¹Keisuke Muneishi,¹Hiroshi Naraoka
Meteoritics & Planetary Science (in Press) Link to Article [https://doi.org/10.1111/maps.13614]
¹Department of Earth and Planetary Sciences, Kyushu University, 744 Motooka, Nishi‐ku, Fukuoka, 819‐0395 Japan
Published by arrangement with John Wiley & Sons

Olivine is a principal anhydrous silicate mineral in chondritic meteorites. The structure of this mineral is composed of independent SiO4 tetrahedra linked by divalent cations (mainly Mg). Under hydrothermal conditions, olivine is transformed into serpentine, which is a major hydrated phyllosilicate in the matrix of carbonaceous chondrites.

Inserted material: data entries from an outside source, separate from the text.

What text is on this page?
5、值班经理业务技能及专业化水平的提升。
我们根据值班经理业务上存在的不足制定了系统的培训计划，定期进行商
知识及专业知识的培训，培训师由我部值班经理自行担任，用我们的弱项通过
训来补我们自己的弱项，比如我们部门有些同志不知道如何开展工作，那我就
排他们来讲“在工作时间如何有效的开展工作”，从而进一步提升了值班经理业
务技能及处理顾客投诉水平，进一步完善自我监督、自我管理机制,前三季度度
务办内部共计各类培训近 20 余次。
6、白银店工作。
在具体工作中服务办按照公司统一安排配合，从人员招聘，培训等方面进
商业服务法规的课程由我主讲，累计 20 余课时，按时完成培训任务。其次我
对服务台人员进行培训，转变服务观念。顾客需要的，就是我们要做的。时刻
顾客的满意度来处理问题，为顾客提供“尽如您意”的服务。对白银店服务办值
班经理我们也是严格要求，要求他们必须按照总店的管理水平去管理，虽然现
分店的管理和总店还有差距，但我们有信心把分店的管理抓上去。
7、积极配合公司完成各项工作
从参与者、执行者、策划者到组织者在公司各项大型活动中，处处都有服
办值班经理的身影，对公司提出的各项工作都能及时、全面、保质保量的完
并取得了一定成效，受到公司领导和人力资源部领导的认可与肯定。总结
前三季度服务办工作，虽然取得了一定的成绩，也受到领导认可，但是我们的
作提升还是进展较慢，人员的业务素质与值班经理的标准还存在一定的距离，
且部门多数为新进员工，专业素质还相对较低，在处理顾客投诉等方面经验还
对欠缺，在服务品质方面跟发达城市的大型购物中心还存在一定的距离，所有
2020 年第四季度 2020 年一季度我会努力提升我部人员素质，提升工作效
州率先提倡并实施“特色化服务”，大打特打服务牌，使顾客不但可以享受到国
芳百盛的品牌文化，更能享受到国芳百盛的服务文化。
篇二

Although carbonaceous chondrites contain various types of organic matter, the interaction between organic compounds and olivine at low temperature has not been considered in the literature. We performed an experiment to test the adsorption of N‐containing organic compounds (i.e., alkylpyridines and alkylimidazoles) on olivine using liquid chromatography under aqueous conditions (pH = 2.5–10.5) at 20–40 °C. The N‐containing cyclic compounds were interacted with the SiO4 tetrahedra of olivine and their different adsorption abilities depended on the organic structures. Because alkylpyridines often occur at different locations than alkylimidazoles in carbonaceous chondrites, the results of this study suggest that olivine can separate the N‐containing compounds associated with aqueous fluid flows by asteroidal chromatography in the meteorite parent body. Liquid chromatography based on solid phase minerals may hence be a useful technique for simulating the behavior of organic compounds in carbonaceous asteroids under aqueous activity.